Minority Millennials gives Generation Z lessons in activism at Farmingdale State workshop
Angelo Mansilla said he felt that certain spark, that desire to do more for the world.
So Mansilla, of Wantagh, joined dozens of other young people Saturday for an activism workshop at Farmingdale State College, which featured inspirational stories from Long Islanders who've dedicated themselves to causes.
They shared advice and an inside look at becoming involved in your community and dedicating yourself to a cause — and all the attendant joy and frustration, fellowship and criticism, that comes with it.
The workshop was sponsored by the Minority Millennials, a Long Island nonprofit that works to educate and empower young people on civic engagement, leadership skills and social responsibility. Millennials are those born from the early 1980s to the mid-1990s, making them roughly in their late 20s to early 40s.
The event was the group's first workshop aimed at Gen Z, that group of people born between the late-1990s to the early 2010s, which makes them about 9 to 26. Minority Millennials primary works with young people of color.
Mansilla said the workshop, held in the student center ballroom of Farmingdale State College, was helping him decide on a career.
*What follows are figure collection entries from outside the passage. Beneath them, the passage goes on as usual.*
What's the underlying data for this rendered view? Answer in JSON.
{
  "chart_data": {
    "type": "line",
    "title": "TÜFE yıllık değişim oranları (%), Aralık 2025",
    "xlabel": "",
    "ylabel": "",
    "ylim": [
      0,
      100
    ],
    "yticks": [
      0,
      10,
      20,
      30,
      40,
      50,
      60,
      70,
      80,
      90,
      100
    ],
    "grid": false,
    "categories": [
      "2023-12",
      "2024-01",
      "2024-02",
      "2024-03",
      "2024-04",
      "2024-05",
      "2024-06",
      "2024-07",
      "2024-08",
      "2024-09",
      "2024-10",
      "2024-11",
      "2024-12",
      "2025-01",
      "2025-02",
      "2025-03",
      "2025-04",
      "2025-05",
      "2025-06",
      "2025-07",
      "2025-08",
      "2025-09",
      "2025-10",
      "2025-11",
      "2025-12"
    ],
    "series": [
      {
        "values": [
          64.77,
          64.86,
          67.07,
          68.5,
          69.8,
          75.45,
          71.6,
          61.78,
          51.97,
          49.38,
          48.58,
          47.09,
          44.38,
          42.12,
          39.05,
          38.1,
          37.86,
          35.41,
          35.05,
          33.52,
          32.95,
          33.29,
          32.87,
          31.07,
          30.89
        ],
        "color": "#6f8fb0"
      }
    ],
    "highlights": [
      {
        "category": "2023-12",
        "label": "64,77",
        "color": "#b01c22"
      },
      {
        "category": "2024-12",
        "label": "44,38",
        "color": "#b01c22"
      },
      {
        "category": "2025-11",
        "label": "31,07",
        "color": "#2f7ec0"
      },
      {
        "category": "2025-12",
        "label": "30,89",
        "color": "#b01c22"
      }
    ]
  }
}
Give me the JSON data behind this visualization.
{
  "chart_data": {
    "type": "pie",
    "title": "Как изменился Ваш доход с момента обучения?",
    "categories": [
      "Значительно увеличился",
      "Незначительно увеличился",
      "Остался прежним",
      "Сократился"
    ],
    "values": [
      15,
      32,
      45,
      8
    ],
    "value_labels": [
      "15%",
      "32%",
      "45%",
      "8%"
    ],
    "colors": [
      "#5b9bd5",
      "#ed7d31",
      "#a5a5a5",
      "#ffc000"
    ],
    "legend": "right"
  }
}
"I don't know what career it will be, but I know I want to help other people," said Mansilla, 18.
The group listened to a panel of half a dozen young people who were dedicating themselves to causes.
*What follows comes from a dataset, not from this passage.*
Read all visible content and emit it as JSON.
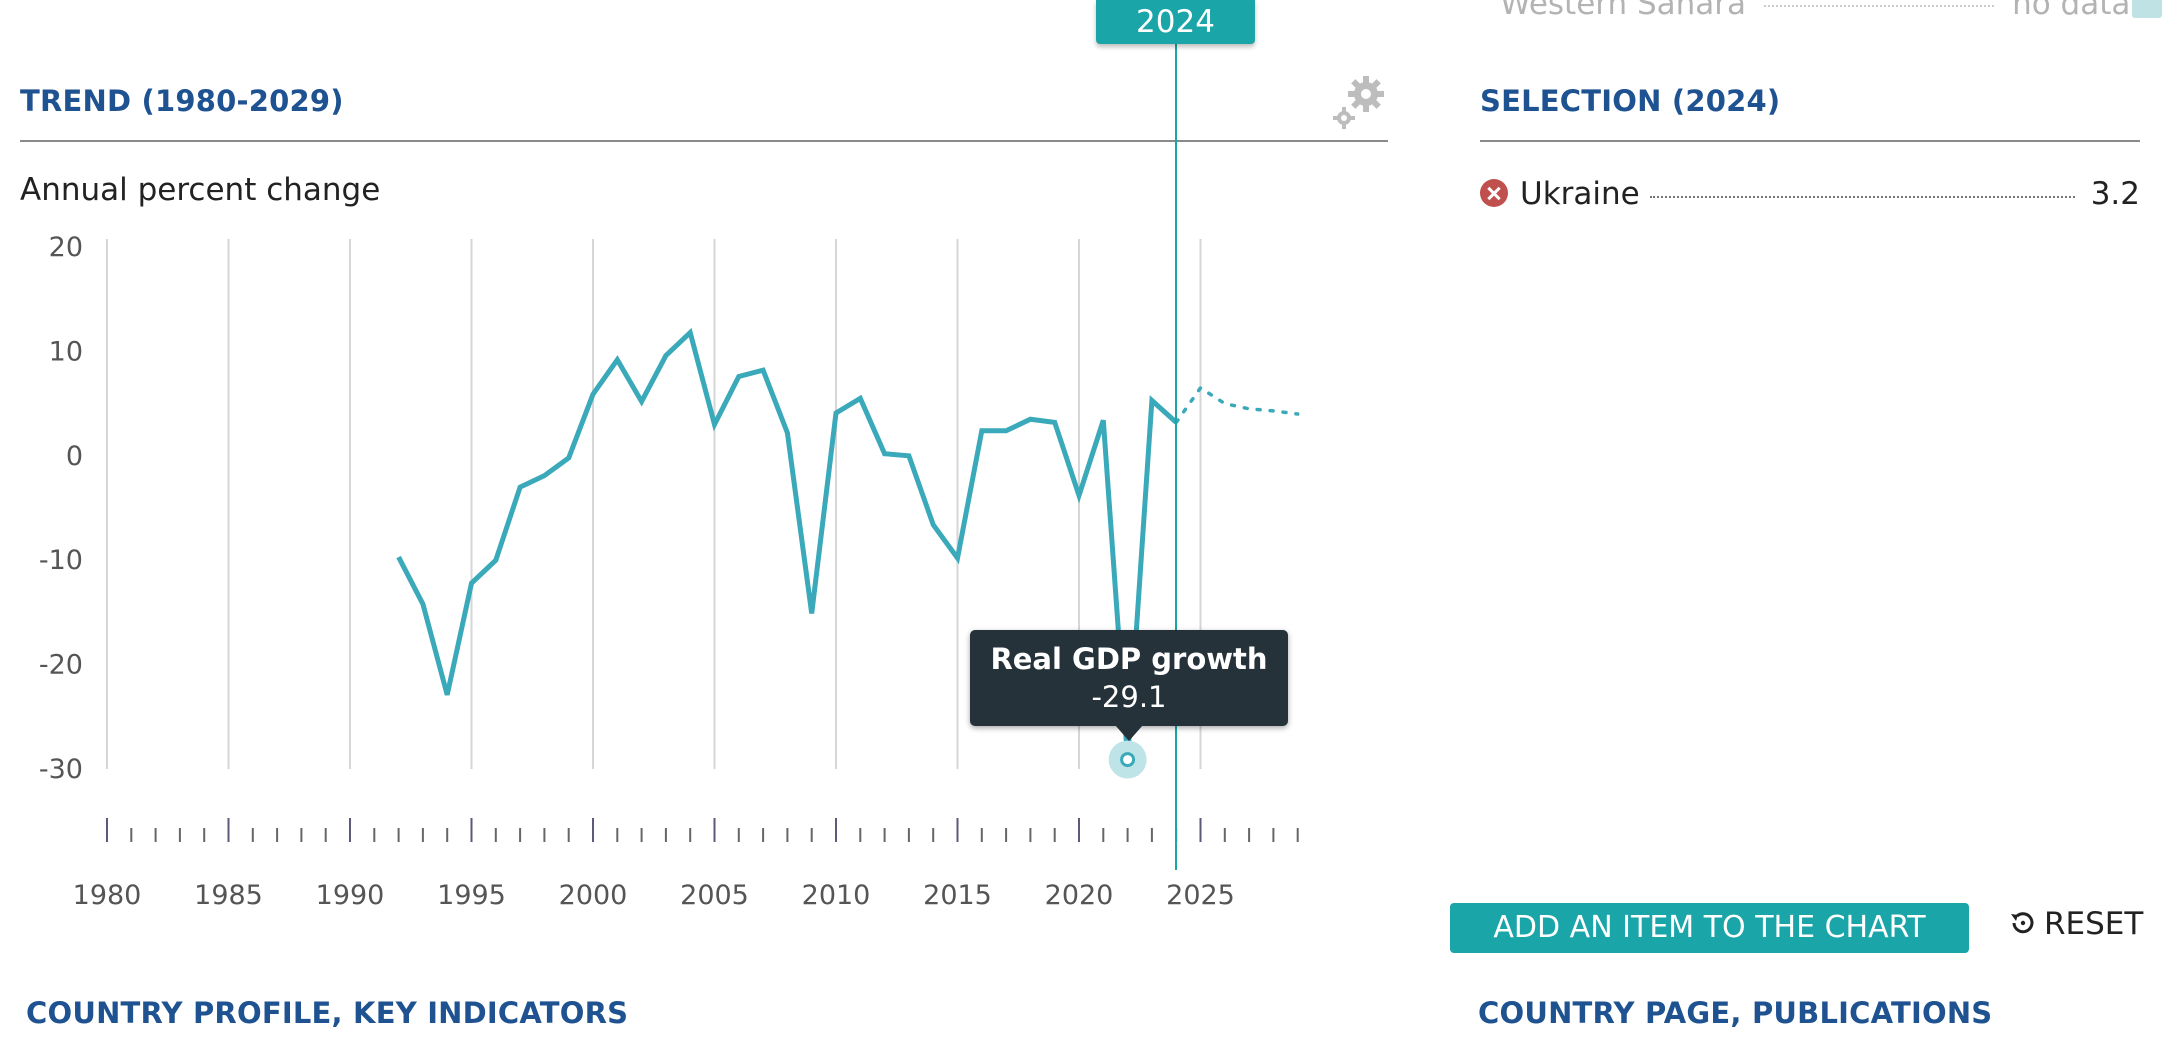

Myles Hollingsworth talked about being 13 years old when he learned that his parents were near the outdoor music festival in Las Vegas, where a shooter killed 60 people and wounded more than 400 others in 2017.
"It was traumatizing, it was depressing," said Hollingsworth, 19, who lives in Freeport. "I didn't know whether my parents were coming home."
His parents were not injured, but the massacre stirred his desire to become involved in gun safety issues.
"I remember googling 'How do I solve gun violence?' " he said.
He joined the NAACP's Freeport-Roosevelt branch in 2018, and helped create the group's youth council a year later.
"Along the way I learned more about the community — that it was low-resourced, economically disadvantaged and felt politically ostracized," Hollingsworth said. He currently serves as the president of the youth and college division of the New York State NAACP, he said.
Another panelist, Ahmed Perez of Brentwood, recalled the moment when the service bug bit him, and he realized how right it felt to care for others.
Perez, 21, had become involved a few years ago in a local effort to bring a skate park and other renovations to Roberto Clemente Park in Brentwood, a site that had been treated for toxic waste.
Perez now works for the U.S. Environmental Protection Agency, where he serves as a special assistant for climate justice, he said.